At times like this, I wished I wasn't so rebellious/stubborn. I wished I wasn't so affected by my emotions. I wished I saw the bigger picture. I wished I knew what I really want. Yes, that's the problem, I finally see it. The problem is, I don't know what I want. And when people pressure me to do things I want (IKR, doing things I want also need to be pressured, WTH, I'm such an ass -_-), I will end up NOT doing it just because I'm pressured. Stupid. I don't think I'll regret doing actuarial science but since now I know that I actually STILL like the idea of me being a doctor, I should've listened to my parents lah. It seems they know me better than myself, dahell. No choice, decisions have been made, courses have been paid. Wow, that rhymes, HAHA.

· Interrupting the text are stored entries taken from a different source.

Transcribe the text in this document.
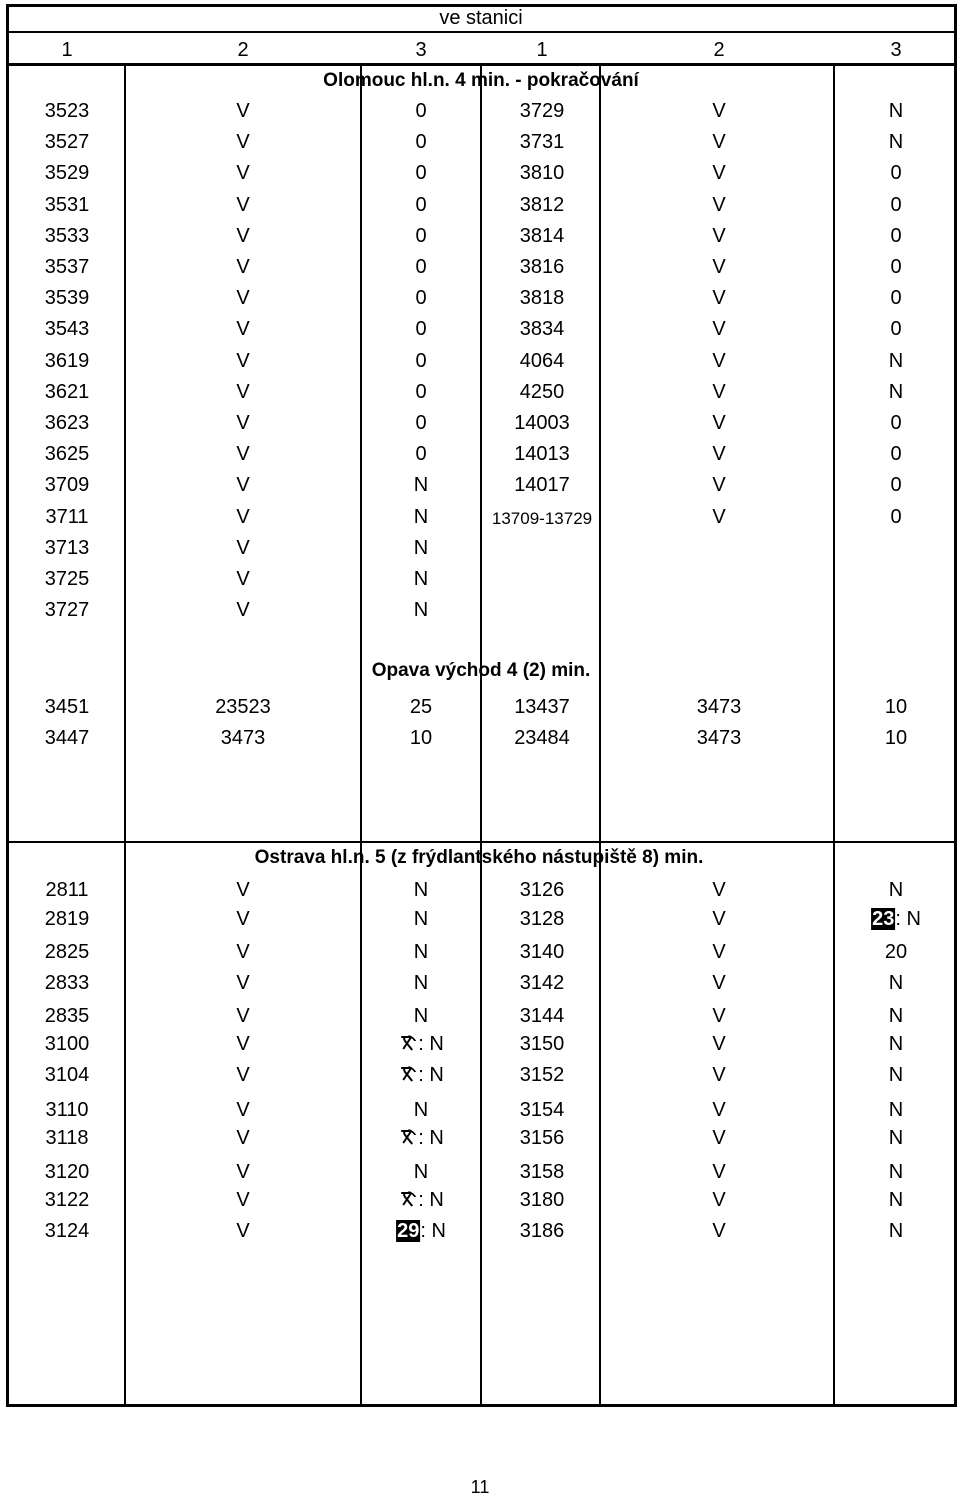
ve stanici
1	2	3	1	2	3
Olomouc hl.n. 4 min. - pokračování
3523	V	0	3729	V	N
3527	V	0	3731	V	N
3529	V	0	3810	V	0
3531	V	0	3812	V	0
3533	V	0	3814	V	0
3537	V	0	3816	V	0
3539	V	0	3818	V	0
3543	V	0	3834	V	0
3619	V	0	4064	V	N
3621	V	0	4250	V	N
3623	V	0	14003	V	0
3625	V	0	14013	V	0
3709	V	N	14017	V	0
3711	V	N	13709-13729	V	0
3713	V	N
3725	V	N
3727	V	N
Opava východ 4 (2) min.
3451	23523	25	13437	3473	10
3447	3473	10	23484	3473	10
Ostrava hl.n. 5 (z frýdlantského nástupiště 8) min.
2811	V	N	3126	V	N
2819	V	N	3128	V	23: N
2825	V	N	3140	V	20
2833	V	N	3142	V	N
2835	V	N	3144	V	N
3100	V	: N	3150	V	N
3104	V	: N	3152	V	N
3110	V	N	3154	V	N
3118	V	: N	3156	V	N
3120	V	N	3158	V	N
3122	V	: N	3180	V	N
3124	V	29: N	3186	V	N
11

Mum, drowsy AS, was pushed out of the ward a few hours later and we went back to Level 7. I attempted to study some Mandarin while waiting for her to regain consciousness but ended up wandering to the nursery again. There were other newborns by then, as adorable, nevertheless. I realised I really like babies and kids. Never thought I will, though. I've always been annoyed by babies and kids because they can't keep quiet for once. Yes, I sound like a grumpy old woman but I'm just stating the truth. But now I think they're little angels lah. I bet I was ten times noisier than them when I was younger, LOL.
If I were to be a doctor, maybe I'd be a gynae or a paed like mum (God forbid, HAHA!). I went back to the ward and waited a little longer before mum finally woke up. She sat there like a doll for a few seconds before she turned to me and said, "So, do you want to be a doctor?" I was like the crap. Dude. You already paid for my course, remember? "You can always switch." she said. The minute I heard I had a CHOICE, a DECISION to make, I freaked out a little.
I guess I'm one who doesn't like making decisions, that's why I'm such a fickle-minded person. If I can't decide on something, I'd rather have nothing. And I'd prefer if I wasn't fed any choices so I can just tell myself, "Okay, no choice. You just have to accept it. God's will." In a way, I'm also very lazy lah because I hate choosing. Maybe I shouldn't complain so much about my "freedom to choose" when people make decisions for me because they're actually doing me a huge favour, LOL. I don't know whether she was being serious about the switch but if she was, I know it'll cost more money. AND I know if I said YES, she'll go all out to switch my course. As you can see, determination runs in the family, heh. Okay, I'm kinda scared now. God gave me a second chance and this time round, I get to choose.
Now. Two choices, Ru Min. Doctor or actuarist? Your pick.